Vanuit het perspectief van overheidskosten per vermeden ton CO2 vergt de fiscale stimulering van emissievrije auto’s een relatief hoge lastenschuif. Zoals beschreven in mijn antwoorden op vragen 16 en 17 moet worden gekeken naar alle voordelen van de transitie naar emissievrij rijden om deze maatregelen op doelmatigheid en doeltreffendheid te beoordelen.
Herinnert u zich dat bij LNG precies te berekenen viel of de milieuwinst (minder CO2, minder fijnstof, minder NOx) genoeg maatschappelijke baten had om kosteneffectief te zijn?7
In de «Evaluatie teruggaafregeling LNG in de accijnzen» is inderdaad gekeken naar kosten van de regeling ten opzichte van de milieubaten die samenhingen met CO2, NOx en PM10. In de evaluatie is toen ook aangegeven dat het monetariseren van de milieubaten een vrij brede bandbreedte betrof. Ook werd opgemerkt dat in de evaluatie geen volledige maatschappelijke kosten- en batenanalyse is gedaan. In de evaluatie staat daarover het volgende:
«De kosten van de regeling per truck die begin 2016 is aangeschaft, aangenomen dat de regeling na 2018 stopt, zijn berekend op € 11.000.
De milieubaten van LNG ten opzichte van diesel euro VI trucks bedragen € 5.380 tot € 23.230 afhankelijk van de vraag of de onderkant van de bandbreedte of de bovenkant van de bandbreedte wordt gekozen voor de monetarisering van de baten. Dit betekent dat de milieubaten in het «laag» scenario lager zijn dan de kosten van de teruggaafregeling, terwijl in scenario «hoog» de milieubaten hoger zijn dan de kosten.

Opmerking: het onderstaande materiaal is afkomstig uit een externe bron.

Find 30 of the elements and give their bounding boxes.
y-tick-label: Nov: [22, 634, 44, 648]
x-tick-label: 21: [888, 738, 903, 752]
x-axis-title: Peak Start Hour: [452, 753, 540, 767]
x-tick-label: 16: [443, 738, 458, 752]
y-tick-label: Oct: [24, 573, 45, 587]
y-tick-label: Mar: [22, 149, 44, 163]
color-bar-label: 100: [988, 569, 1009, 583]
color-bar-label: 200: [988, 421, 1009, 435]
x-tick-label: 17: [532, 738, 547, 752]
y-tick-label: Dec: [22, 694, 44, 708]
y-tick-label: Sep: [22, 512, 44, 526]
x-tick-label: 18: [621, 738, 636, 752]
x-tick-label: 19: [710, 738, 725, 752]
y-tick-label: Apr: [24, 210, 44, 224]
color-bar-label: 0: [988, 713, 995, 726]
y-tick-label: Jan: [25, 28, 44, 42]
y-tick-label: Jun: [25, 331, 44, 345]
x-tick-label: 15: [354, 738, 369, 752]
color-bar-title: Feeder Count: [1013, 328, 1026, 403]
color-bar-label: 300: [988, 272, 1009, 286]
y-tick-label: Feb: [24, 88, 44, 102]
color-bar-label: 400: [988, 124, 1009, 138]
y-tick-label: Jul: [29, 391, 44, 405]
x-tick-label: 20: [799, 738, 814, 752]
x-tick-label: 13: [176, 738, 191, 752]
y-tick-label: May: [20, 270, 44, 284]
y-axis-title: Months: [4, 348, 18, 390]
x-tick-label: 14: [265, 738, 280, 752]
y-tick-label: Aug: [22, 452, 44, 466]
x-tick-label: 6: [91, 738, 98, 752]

De belangrijkste factor die van invloed is op de uitkomsten is de efficiënte CO2-prijs waarmee gerekend wordt. Opgemerkt moet worden dat dit geen volledig beeld geeft van alle maatschappelijke kosten en baten, maar een beeld van de kosteneffectiviteit van de teruggaveregeling. Een volledige maatschappelijke kosten en batenanalyse (LNG versus dieseltruck) zou onder andere kunnen kijken naar zaken als verschillen in BTW(-inkomsten), motorrijtuigenbelasting en accijnzen, verschillen in inzetbaarheid en verschillen in geluidemissies.»
Kunt u precies dezelfde berekening als u voor LNG uitvoerde, uitvoeren voor de Tesla model S die vijf jaar lang geleased wordt?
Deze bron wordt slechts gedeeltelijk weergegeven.